When EMC reported its financial results for the first quarter of 2006 yesterday, VMware said that it had boosted sales for its Workstation, ESX Server, and related virtualization products to $131 million, up 64 percent from the $80 million in sales VMware booked in the first quarter of 2005. While this is stellar growth, as we pointed out last year, VMware's growth has slowed from the triple-digit growth it had in 2004, when its market was younger and it had less competition.
EMC said in a statement last week that VMware was running at an annualized rate of about $500 million in sales. For all of 2005, the VMware subsidiary brought in $387 million in sales, up 78 percent from the $218 million in sales for 2004. In 2003, VMware had sales of just under $100 million, which means annual growth was on the order of 120 percent in 2004.

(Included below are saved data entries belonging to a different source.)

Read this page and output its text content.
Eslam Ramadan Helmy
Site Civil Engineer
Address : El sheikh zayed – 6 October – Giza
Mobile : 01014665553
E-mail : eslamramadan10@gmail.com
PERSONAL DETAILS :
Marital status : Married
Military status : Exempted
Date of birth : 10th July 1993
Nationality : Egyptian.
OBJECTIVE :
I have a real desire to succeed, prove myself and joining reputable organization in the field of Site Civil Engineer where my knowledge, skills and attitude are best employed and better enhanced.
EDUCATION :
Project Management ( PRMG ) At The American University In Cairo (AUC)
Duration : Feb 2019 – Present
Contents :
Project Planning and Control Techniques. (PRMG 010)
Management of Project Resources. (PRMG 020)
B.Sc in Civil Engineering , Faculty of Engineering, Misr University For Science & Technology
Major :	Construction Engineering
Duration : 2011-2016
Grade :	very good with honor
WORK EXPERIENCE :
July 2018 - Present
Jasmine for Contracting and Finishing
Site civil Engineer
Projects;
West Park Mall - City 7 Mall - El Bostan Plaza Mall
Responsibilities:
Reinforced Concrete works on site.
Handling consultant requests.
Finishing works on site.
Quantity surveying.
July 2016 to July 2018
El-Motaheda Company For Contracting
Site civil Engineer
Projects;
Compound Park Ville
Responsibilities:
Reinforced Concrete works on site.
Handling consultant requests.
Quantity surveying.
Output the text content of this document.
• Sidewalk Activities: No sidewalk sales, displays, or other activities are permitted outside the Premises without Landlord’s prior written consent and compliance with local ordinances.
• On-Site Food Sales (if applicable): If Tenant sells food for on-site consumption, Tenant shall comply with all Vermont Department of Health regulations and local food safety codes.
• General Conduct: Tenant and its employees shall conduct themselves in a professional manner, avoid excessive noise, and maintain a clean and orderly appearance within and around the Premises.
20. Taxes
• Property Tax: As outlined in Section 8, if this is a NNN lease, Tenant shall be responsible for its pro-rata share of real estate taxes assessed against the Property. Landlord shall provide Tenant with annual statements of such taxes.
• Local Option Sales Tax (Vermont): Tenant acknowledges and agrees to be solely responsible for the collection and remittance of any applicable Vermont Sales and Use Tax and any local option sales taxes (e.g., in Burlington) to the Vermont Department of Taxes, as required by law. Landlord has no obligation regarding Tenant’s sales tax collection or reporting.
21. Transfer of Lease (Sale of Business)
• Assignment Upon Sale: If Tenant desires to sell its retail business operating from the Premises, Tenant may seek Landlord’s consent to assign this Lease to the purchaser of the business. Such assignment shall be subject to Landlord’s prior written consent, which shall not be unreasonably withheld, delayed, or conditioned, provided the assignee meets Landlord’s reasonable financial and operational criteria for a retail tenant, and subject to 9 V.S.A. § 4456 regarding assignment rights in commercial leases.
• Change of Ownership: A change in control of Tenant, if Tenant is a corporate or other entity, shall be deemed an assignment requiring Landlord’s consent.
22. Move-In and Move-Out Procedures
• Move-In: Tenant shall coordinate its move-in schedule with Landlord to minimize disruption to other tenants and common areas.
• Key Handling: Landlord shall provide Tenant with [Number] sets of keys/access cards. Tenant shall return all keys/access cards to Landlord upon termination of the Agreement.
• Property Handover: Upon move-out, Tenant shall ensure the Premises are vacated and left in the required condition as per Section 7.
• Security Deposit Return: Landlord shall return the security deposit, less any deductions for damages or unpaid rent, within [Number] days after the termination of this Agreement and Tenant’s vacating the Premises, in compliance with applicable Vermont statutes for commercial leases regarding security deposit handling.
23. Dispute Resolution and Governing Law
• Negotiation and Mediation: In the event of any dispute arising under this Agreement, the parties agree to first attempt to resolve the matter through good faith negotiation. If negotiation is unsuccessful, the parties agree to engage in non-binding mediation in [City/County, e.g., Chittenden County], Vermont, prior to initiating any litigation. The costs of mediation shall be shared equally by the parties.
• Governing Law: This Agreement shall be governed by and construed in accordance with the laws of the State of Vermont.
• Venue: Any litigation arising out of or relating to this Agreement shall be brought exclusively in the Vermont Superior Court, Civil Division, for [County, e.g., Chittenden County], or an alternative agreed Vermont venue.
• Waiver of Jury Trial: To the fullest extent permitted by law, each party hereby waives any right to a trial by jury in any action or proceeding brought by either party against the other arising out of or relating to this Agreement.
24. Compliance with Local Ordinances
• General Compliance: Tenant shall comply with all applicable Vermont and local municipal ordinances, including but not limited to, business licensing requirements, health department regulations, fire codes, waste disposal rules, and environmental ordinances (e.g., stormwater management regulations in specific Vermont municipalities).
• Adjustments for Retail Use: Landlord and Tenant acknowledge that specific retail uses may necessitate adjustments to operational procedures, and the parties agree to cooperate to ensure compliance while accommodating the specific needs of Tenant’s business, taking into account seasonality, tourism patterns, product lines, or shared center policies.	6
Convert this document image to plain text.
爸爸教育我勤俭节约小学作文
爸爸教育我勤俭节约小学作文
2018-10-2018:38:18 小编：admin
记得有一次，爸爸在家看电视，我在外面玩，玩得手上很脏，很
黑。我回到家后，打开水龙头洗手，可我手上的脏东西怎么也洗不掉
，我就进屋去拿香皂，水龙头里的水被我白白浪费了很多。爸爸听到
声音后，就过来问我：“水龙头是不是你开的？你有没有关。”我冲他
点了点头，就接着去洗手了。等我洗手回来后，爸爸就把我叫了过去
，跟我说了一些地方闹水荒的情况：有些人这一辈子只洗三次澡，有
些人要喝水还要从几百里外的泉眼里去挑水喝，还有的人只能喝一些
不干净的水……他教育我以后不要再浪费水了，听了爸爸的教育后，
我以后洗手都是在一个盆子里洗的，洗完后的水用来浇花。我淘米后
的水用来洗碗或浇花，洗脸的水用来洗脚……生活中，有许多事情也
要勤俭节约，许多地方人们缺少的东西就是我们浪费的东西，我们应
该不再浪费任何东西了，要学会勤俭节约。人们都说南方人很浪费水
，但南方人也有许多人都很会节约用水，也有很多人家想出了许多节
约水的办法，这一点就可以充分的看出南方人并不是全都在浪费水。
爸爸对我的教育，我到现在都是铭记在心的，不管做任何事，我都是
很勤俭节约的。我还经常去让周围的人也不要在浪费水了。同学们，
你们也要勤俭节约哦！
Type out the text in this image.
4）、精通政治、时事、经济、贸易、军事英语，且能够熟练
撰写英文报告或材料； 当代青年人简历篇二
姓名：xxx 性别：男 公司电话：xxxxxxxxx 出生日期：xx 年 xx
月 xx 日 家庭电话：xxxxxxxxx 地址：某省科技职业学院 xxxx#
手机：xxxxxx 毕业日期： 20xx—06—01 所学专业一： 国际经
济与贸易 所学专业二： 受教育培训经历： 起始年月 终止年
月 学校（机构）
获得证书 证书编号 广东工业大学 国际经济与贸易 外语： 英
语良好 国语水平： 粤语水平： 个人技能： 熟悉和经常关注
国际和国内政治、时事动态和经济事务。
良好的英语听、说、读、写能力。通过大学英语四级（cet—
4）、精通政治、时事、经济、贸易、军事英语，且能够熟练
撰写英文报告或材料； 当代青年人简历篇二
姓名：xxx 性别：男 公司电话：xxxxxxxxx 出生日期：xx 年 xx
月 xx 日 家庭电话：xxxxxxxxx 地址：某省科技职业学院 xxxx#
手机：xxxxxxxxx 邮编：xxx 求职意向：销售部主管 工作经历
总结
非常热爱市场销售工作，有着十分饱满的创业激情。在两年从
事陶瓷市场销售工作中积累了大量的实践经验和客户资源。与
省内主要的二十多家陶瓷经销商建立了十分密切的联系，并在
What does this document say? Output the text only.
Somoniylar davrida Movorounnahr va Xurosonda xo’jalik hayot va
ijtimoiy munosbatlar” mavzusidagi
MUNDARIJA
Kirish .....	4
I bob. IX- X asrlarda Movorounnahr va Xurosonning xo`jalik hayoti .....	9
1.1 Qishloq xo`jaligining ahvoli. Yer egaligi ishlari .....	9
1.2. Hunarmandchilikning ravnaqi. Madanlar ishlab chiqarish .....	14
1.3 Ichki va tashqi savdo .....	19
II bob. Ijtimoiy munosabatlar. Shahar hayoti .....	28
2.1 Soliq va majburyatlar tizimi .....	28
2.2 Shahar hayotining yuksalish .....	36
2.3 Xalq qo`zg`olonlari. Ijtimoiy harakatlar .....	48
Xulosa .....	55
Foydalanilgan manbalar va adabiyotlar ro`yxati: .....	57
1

EMC has not said how profitable the VMware business was, and because VMware never went public, no one but EMC has any idea how profitable the subsidiary is. But given that it is a software company, the odds are that it has very high gross margins and is contributing to EMC's bottom line.
The question that still remains unanswered is what effect the launch of VMware Server, the free version of GSX Server, the subsidiary's entry product, will have on future sales when it comes out of beta? While big companies deploying virtualization tend to pick ESX Server, which deploys a hypervisor on bare metal rather than inside an instance of Windows or Linux (which introduces a single point of failure), the commercialization of the open source Xen hypervisor and Microsoft efforts to make its own Virtual Server 2005 product more flexible in that it supports Linux and freely available to combat Xen and VMware Server. The effects of Xen and VS2005 are still not in VMware's financials, but it will be under pressure in the coming months as Xen gets rolled into Linux and Solaris and gains Windows support and Microsoft turns up the marketing heat. VMware is betting that by boosting the installed base of GSX Server and becoming the de facto virtual machine it can continue to pump up sales by having a much larger installed base to peddle ESX Server into. It's a good bet, and about the only one that VMware can make. But it is by no means a safe bet. There aren't any of those in the IT industry.